This is how I explained the US Green Card Priority Date concept to my 7-year-old, and she cried inconsolably.

Written on 06/14/2024
Asia91 Team


Arjun, who lives with his parents in an apartment in the Valley Ranch area of Irving, Texas, is known for his curiosity and bright smile. One evening, playing with his toys, he overheard his parents discussing a 'Priority Date' and 'Country Quota' for a U.S. Green Card.

Intrigued, Arjun approached his parents and asked, "What are you talking about?"

His father, Mr. Kumar, looked at Arjun and decided to explain it in a way that would be easy for him to understand. "Well, Arjun," he began, 

"Imagine we're planning a visit to a very special place called 'Americaland,' a land full of dreams, adventures, and opportunities. To go there, we need a special ticket, similar to a U.S. Green Card."

Arjun, his interest piqued, sat down next to his father. "How do we get this special ticket, Papa?"

"You see, every family who wants to go to Americaland is given a number, kind of check-in token number for our turn," Mr. Kumar explained. "This number is called the 'Priority Date.' The smaller your number, the sooner you can go to Americaland. 

Families who got their token a long time ago have smaller numbers, which means they get to go earlier." Arjun thought momentarily and then asked, "But why do some people have smaller numbers but still need to wait longer, Papa?"

"That's because of the 'Country Quota,'" his father replied. "Americaland only lets a certain number of families from each place visit every year. 

Since many families in our area, and from places like India, want to go, the wait is longer. But families from places with fewer people going to Americaland get their turn faster."

Arjun's face showed a mix of understanding and concern. Some of our friends might have to wait a long time.

"Yes, Arjun," his father nodded. "Many people we know have been holding their token for years, waiting for their turn to visit Americaland. They are patient and keep hoping their number will come up soon."

"That's kind of sad," Arjun said softly. "I wish everyone could go whenever they wanted."

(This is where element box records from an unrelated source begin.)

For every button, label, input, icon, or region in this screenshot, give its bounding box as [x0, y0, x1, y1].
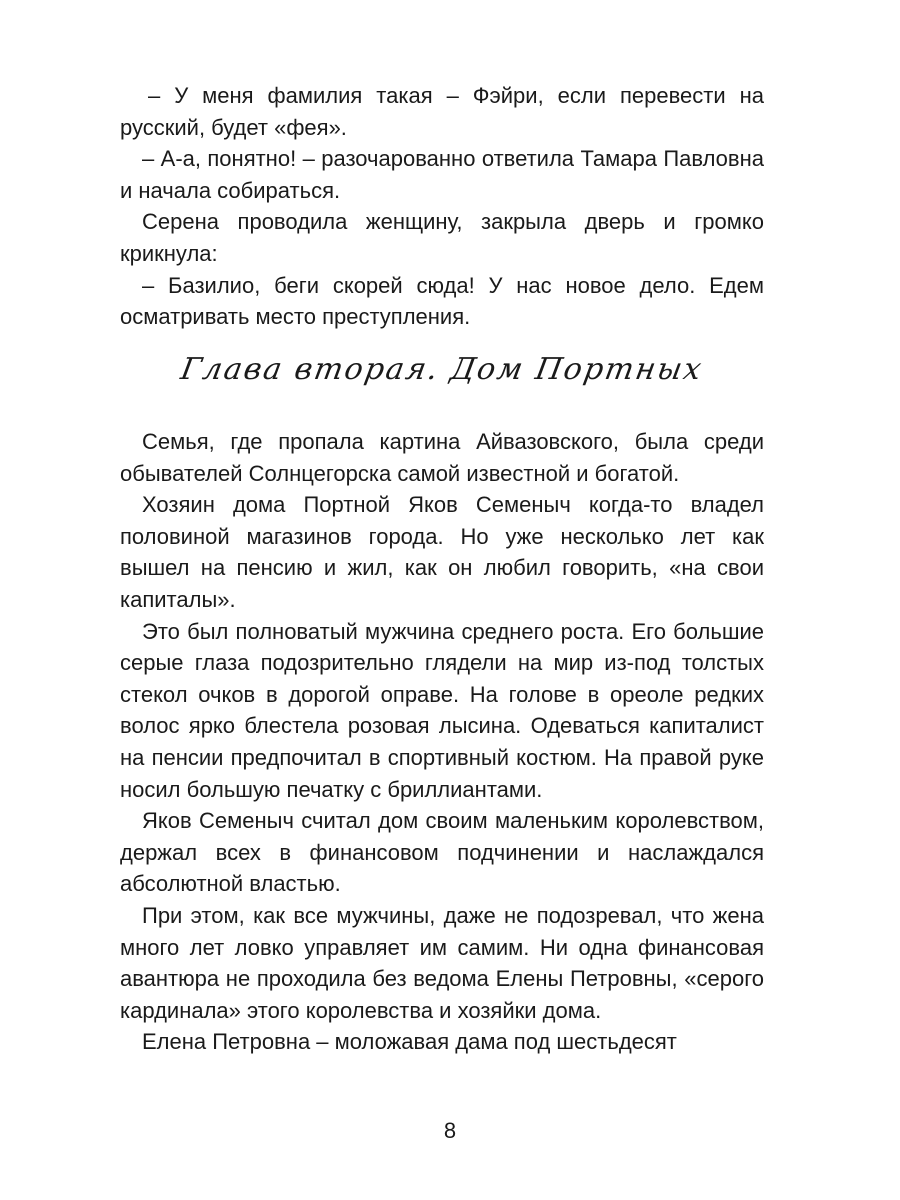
paragraph: – У меня фамилия такая – Фэйри, если перевести на русский, будет «фея». — [120, 83, 764, 140]
paragraph: Хозяин дома Портной Яков Семеныч когда-то владел половиной магазинов города. Но уже несколько лет как вышел на пенсию и жил, как он любил говорить, «на свои капиталы». — [120, 492, 764, 612]
top-text-block — [120, 80, 764, 333]
paragraph: Серена проводила женщину, закрыла дверь и громко крикнула: — [120, 209, 764, 266]
paragraph: Яков Семеныч считал дом своим маленьким королевством, держал всех в финансовом подчинении и наслаждался абсолютной властью. — [120, 808, 764, 897]
paragraph: Семья, где пропала картина Айвазовского, была среди обывателей Солнцегорска самой известной и богатой. — [120, 429, 764, 486]
page-number: 8 — [443, 1118, 457, 1143]
main-text-block — [120, 426, 764, 1058]
paragraph: Это был полноватый мужчина среднего роста. Его большие серые глаза подозрительно глядели на мир из-под толстых стекол очков в дорогой оправе. На голове в ореоле редких волос ярко блестела розовая лысина. Одеваться капиталист на пенсии предпочитал в спортивный костюм. На правой руке носил большую печатку с бриллиантами. — [120, 618, 764, 802]
paragraph: Елена Петровна – моложавая дама под шестьдесят — [142, 1029, 677, 1055]
chapter-heading: Глава вторая. Дом Портных — [178, 352, 706, 387]
paragraph: – Базилио, беги скорей сюда! У нас новое дело. Едем осматривать место преступления. — [120, 272, 764, 330]
paragraph: При этом, как все мужчины, даже не подозревал, что жена много лет ловко управляет им самим. Ни одна финансовая авантюра не проходила без ведома Елены Петровны, «серого кардинала» этого королевства и хозяйки дома. — [120, 902, 764, 1023]
paragraph: – А-а, понятно! – разочарованно ответила Тамара Павловна и начала собираться. — [120, 146, 764, 203]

"It is tough, but it's important to be patient and kind to those who are waiting," his father added, ruffling Arjun's hair. 


As they talked, Priya, Arjun's younger sister in the first grade, bounced into the room with her favorite teddy bear in hand.

"What are you talking about?" Priya asked with wide, inquisitive eyes.

"We were just discussing how families get to go to a special place called 'Americaland,' much like a magical theme park," Mr. Kumar smiled, realizing he needed to simplify the story even further for little Priya.

"Let me tell you a story that might help explain it," he said, beckoning Priya to join them on the couch.

"Imagine your school is having a huge cake party where everyone wants a slice of the most delicious cake. But there's a rule about when to get your cake, based on a special number. 

Think of it as similar to the token number we get at the doctor's office. This number is called the 'Priority Date.' The smaller your number, the sooner you get your slice of cake. Families who have been waiting a long time have smaller numbers."

Priya, listening intently, nodded her head. "So, it's like when I wait for my turn to play on the swing at school?"

"Exactly," Mr. Kumar replied. "Now, there's another part of the story. Imagine that each classroom in our school can only send a few students at a time to get cake. Classrooms with fewer students, like Mrs. Smith's first-grade class, get their turn faster. But larger classrooms, like Mr. Lee's fifth-grade class, have to wait longer because there are more students. This is like the 'Country Quota.' 

Our area, and places like India, have many families waiting to go to Americaland, so our wait is longer."

Arjun, understanding the situation better now, added, "So, some of our friends might have to wait a really long time to go to Americaland?"

"Yes, that's right," Mr. Kumar agreed. "They have been holding onto their token, waiting patiently for their turn."

Priya looked thoughtful. "I wish everyone could get their cake at the same time." and while saying this she cried inconsolably.

"That's a very kind wish, Priya," her father said warmly. "It's important to be patient and kind to those waiting, just like we are when we wait for our turn at the doctor's or in the playground."

That night, as Arjun and Priya lay in their beds, they thought about the families waiting for their turn to visit Americaland and how it was similar to waiting for their favorite cake at school or their turn on the playground. They both fell asleep with a deeper understanding of the world and the importance of patience and empathy in life's long queues.

May God bless all those who have sacrificed a lot to get into this decade-long Green Card line for the better future of the next generations!